Das Haus ist kein Hotel:
Die Massenwaschräume sind spartanisch (nur kaltes Wasser), warme Duschen sind hingegen Mangelware und geschlafen wird im Bettenlager... Vierer-Stockbetten oder Minibetten direkt auf dem Boden... da werden dann schon mal vierzehn Leute zu einer Schnarchgenossenschaft....
Bettruhe ist da geräuschtechnisch kaum vor 22 Uhr denkbar, die ersten packen dann bereits vor halb sechs Uhr morgens geräuschvoll, räumen das Feld und lassen jeden Wecker vergessen...
Das Frühstück wird von 6.30 - 8.00 Uhr angeboten.
Für Bircher- oder normales Müsli oder Graubrot mit Marmelade oder upgegradet mit zwei Rädle Wurst und Käse muß angestanden und bis zu knapp 6 Euro gelöhnt werden.
Das Auffüllen der eigenen Trinkflaschen für den Weiterweg ist auch kostenpflichtig....
Herrlich hingegen ist die zugehörige Terrasse bei schönen Wetter.
Hier hat man einen wunderbaren Rundumblick und kann sich nach der Ankunft und den schweißtreibenden Aufstiegsstunden so richtig großartig und erhaben fühlen....
Das erste Kaltgetränk nach lauwarmer Siggflaschen-Brühe ist auch nicht zu verachten und rausgeschwitzte Kalorien können mit Käskuchen oder lauwarmem Apfelstrudel sofort wieder ersetzt werden.
Sehr überzeugend ist das abendliche Essensangebot.

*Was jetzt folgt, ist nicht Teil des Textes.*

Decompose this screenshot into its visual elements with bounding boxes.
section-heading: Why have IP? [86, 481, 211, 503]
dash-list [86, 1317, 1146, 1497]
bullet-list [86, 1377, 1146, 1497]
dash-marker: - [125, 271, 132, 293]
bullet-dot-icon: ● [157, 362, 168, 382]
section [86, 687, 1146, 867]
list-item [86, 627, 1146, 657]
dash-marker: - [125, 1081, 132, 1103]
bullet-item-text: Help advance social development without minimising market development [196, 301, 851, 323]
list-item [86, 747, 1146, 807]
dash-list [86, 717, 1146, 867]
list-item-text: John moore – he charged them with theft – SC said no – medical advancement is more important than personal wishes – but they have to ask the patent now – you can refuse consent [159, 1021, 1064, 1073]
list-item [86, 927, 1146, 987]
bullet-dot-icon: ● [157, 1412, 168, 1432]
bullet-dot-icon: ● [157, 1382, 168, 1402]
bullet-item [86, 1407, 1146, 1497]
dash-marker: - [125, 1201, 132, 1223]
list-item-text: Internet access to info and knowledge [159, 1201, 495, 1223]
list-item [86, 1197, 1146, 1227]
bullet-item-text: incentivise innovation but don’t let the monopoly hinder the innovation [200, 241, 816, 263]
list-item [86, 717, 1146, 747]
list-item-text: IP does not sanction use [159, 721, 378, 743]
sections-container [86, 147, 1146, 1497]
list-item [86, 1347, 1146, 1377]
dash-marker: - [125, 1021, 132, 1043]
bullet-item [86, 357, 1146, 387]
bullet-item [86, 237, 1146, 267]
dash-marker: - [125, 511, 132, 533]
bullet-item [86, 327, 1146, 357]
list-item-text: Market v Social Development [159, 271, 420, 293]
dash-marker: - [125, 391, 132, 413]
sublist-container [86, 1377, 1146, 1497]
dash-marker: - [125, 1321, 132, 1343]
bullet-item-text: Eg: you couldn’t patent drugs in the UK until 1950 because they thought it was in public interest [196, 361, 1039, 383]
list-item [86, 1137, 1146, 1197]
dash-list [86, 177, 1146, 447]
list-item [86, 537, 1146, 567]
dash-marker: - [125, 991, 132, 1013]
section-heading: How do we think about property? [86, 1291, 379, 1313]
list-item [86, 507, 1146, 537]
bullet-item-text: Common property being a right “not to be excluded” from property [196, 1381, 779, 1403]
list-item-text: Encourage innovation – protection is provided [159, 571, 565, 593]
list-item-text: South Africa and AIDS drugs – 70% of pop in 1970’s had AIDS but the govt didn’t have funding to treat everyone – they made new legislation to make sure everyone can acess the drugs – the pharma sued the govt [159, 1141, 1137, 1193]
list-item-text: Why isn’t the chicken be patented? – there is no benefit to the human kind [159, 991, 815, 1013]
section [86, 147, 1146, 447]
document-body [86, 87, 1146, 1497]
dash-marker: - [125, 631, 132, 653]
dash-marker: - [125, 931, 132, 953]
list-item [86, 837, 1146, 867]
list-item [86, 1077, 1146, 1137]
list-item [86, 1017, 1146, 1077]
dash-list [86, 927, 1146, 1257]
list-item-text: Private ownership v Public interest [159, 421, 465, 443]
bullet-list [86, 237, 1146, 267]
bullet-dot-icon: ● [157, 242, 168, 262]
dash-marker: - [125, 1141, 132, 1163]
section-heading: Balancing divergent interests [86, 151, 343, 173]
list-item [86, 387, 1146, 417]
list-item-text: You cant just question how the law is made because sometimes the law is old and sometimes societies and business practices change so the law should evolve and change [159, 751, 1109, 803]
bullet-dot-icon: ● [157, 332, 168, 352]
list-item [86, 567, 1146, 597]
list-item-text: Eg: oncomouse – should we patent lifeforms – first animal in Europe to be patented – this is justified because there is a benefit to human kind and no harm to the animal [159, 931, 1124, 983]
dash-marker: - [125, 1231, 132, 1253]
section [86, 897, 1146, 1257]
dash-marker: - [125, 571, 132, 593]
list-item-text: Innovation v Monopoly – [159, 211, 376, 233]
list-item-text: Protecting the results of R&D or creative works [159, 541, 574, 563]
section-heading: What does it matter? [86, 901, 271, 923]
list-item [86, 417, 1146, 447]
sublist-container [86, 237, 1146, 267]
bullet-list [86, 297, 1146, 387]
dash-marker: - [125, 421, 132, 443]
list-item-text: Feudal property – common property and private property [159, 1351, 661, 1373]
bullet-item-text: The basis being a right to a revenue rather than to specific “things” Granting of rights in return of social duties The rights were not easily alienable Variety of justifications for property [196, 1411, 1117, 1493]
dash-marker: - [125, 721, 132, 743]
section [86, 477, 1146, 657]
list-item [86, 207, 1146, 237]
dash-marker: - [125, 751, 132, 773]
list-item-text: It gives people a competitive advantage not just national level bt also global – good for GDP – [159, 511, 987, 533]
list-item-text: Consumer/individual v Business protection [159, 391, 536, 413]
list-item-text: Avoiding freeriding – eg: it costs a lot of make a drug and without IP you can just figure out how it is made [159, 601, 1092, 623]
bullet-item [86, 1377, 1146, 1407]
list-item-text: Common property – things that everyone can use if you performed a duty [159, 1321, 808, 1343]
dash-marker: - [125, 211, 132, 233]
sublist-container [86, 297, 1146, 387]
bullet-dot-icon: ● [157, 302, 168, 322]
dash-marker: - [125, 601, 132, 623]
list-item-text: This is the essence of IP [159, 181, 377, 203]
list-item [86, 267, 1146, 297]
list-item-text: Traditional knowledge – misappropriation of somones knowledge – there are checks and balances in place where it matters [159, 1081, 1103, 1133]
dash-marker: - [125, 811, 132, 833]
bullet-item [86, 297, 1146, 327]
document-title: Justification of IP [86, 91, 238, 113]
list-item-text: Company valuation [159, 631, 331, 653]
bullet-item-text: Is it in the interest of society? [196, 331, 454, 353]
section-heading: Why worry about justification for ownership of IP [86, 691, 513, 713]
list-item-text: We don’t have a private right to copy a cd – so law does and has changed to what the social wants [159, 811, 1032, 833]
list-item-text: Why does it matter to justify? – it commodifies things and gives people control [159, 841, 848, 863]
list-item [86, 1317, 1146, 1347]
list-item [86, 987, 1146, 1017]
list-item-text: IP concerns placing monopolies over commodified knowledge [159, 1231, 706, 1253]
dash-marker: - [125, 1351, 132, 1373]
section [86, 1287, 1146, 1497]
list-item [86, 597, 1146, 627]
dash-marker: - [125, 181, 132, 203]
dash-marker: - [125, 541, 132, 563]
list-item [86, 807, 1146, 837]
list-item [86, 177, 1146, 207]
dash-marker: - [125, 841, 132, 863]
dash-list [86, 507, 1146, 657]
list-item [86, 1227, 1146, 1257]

Erstens wird es den müden Helden an den Tisch serviert und zweitens es schmeckt und das nicht nur weil jeder so wie so Hunger hat!
Basis fast aller Angebote sind die selbstgemachten (!!!) Spaghetti und Spätzle oder die hausgemachten Maultaschen mit Kalbfleischfüllung.
Fleisch, Wurst oder Käse sind von umliegenden Höfen, selbst das Bier ist von einer regionalen Kleinbrauerei... sehr löblich und sehr schmackhaft!
Nur die auch georderte Nudelsuppe war ein wenig fad gewürzt.....
Aber ansonsten einfach klasse!
Am nächsten Morgen, nach kurzer Nacht und einem großen Schnarchkonzert im Massenlager, war das Wetter großartig und der ein wenig müde Wanderer machte sich auf den über sechs stündigen Auf- und Abstieg übers Geishorn und vorbei am Widderstein wieder hinab ins Kleine Walsertal mit Murmeltier-, Gemsen-, Adler- und Steinbockbeobachtung.
Dank an die Tourismusbehörde für die Bereitstellung der Alpentiere!